Grazie ai reclami presentati dalla comunità di Dicaro alla
Defensoria Del Pueblo de Orellana, l’impresa Repsol, il 27 febbraio, ha concesso l’ingresso dei periti scelti dal
Defensor del Pueblo per valutare l’entità del danno ambientale.
All’interno del denominato Blocco 16 questo disastro ambientale non è l’unico: nel blocco dove opera Repsol accadono altre cose indesiderabili. Lo scorso dicembre fu imprigionato il vecchio indigeno Nampay. Il suo delitto fu quello di esigere che la Repsol provvedesse a raccogliere la spazzatura che produce nel blocco petrolifero. L’otto di dicembre i
militari ecuadoriani contrattati dalla Repsol per la propria sicurezza arrestarono il vecchio waorani e lo tennero nel carcere di Coca per più di due settimane.
È risultato poi che il Governo della Rivoluzione Cittadina dell’Ecuador aveva decretato lo stato d’emergenza, che consiste nel sospendere i diritti costituzionali ai cittadini, militarizzare l’area dove vige il decreto, con l’obiettivo di reprimere le popolazioni, colpite dalla contaminazione del petrolio, che effettuavano blocchi nella Parrocchia di Dayuma. Il decreto vigeva nella provincia di Orellana: qui è situato il blocco dove operano Repsol e la maggiorparte delle multinazionali.
Bisogna inoltre dire che nel Parco Nazionale Yasuní non arrivano i mezzi di comunicazione, pertanto le comunità indigene del luogo non hanno accesso all’informazione. Né i militari, né l’impresa né nessun delegato del governo si è mai preso il disturbo di informare la popolazione Waorani circa l’assenza di diritti e garanzie costituzionali. Il vecchio Nampay, più di 70 anni d’età, non parla il catigliano e non sa né leggere né scrivere, eppure i militari procedettero ad arrestarlo e incarcerarlo.
La maggioranza di coloro che furono detenuti durante lo stato d’emergenza, tra cui lo stesso Nampay, è stata poi denunciata per sabotaggio e terrorismo. All’interno dei 200mila ettari controllati da Repsol, sono sotto processo altri 4 indigeni, Orengo Tocari, Araba Omeway, Bainca Apa e Bogui Coba, gli stessi che organizzarono uno sciopero nelle proprie comunità a sostegno di una causa in corso contro la Repsol.

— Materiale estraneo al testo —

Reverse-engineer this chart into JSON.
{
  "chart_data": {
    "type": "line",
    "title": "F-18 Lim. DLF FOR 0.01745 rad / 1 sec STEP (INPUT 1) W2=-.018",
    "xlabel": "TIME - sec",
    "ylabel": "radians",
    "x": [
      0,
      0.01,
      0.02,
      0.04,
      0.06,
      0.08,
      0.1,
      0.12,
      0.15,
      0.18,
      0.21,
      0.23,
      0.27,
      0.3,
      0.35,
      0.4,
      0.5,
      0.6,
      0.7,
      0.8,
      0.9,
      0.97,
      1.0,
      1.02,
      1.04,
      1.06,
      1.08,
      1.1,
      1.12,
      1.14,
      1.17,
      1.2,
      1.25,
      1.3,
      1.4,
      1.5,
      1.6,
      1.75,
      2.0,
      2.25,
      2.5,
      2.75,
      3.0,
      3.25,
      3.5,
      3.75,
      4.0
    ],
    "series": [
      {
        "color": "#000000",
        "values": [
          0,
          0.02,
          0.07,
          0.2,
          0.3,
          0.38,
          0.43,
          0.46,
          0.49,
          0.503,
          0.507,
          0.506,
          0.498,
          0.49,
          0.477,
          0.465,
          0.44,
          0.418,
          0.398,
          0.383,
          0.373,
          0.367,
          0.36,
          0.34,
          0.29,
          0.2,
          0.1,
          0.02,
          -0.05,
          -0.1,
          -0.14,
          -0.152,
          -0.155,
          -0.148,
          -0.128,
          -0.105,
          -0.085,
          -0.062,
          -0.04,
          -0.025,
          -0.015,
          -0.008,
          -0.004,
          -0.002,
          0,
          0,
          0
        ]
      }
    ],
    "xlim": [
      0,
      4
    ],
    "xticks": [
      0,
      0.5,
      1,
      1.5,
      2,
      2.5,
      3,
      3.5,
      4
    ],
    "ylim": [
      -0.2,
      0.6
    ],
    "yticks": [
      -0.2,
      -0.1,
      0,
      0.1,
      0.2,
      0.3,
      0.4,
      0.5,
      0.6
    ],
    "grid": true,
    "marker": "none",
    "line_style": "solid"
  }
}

All’alba dello scorso 8 dicembre, i dirigenti waorani che vivono all’interno del Blocco 16, ignorando lo stato d’emergenza vigente nello Stato di Orellana, organizzarono una manifestazione contro l’impresa, accusata di non aver pagato il lavoro svolto dagli indigeni negli ultimi anni. Arrivarono dunque i militari i quali, con lancio di lacrimogeni, sgomberarono gli indigeni che rimasero nascosti nella giungla fino a che i militari non si ritirarono. Successivamente vennero eseguiti i mandati d’arresto per terrorismo nei confronti dei quattro dirigenti indigeni.
Adesso che l’Ecuador sta attraversando un processo di revisione dei contratti petroliferi, è priorità controllare la condotta ambientale e la responsabilità sociale che Repsol YPF ha verso le comunità danneggiate dalle sue operazioni. La revisione della licenza ambientale delle operazioni nel Parco Nazionale Yasuní e nel territorio Waorani è urgente, anche perché la licenza di operazioni nel Blocco 16 fu approvata agli inizi degli anni ’90.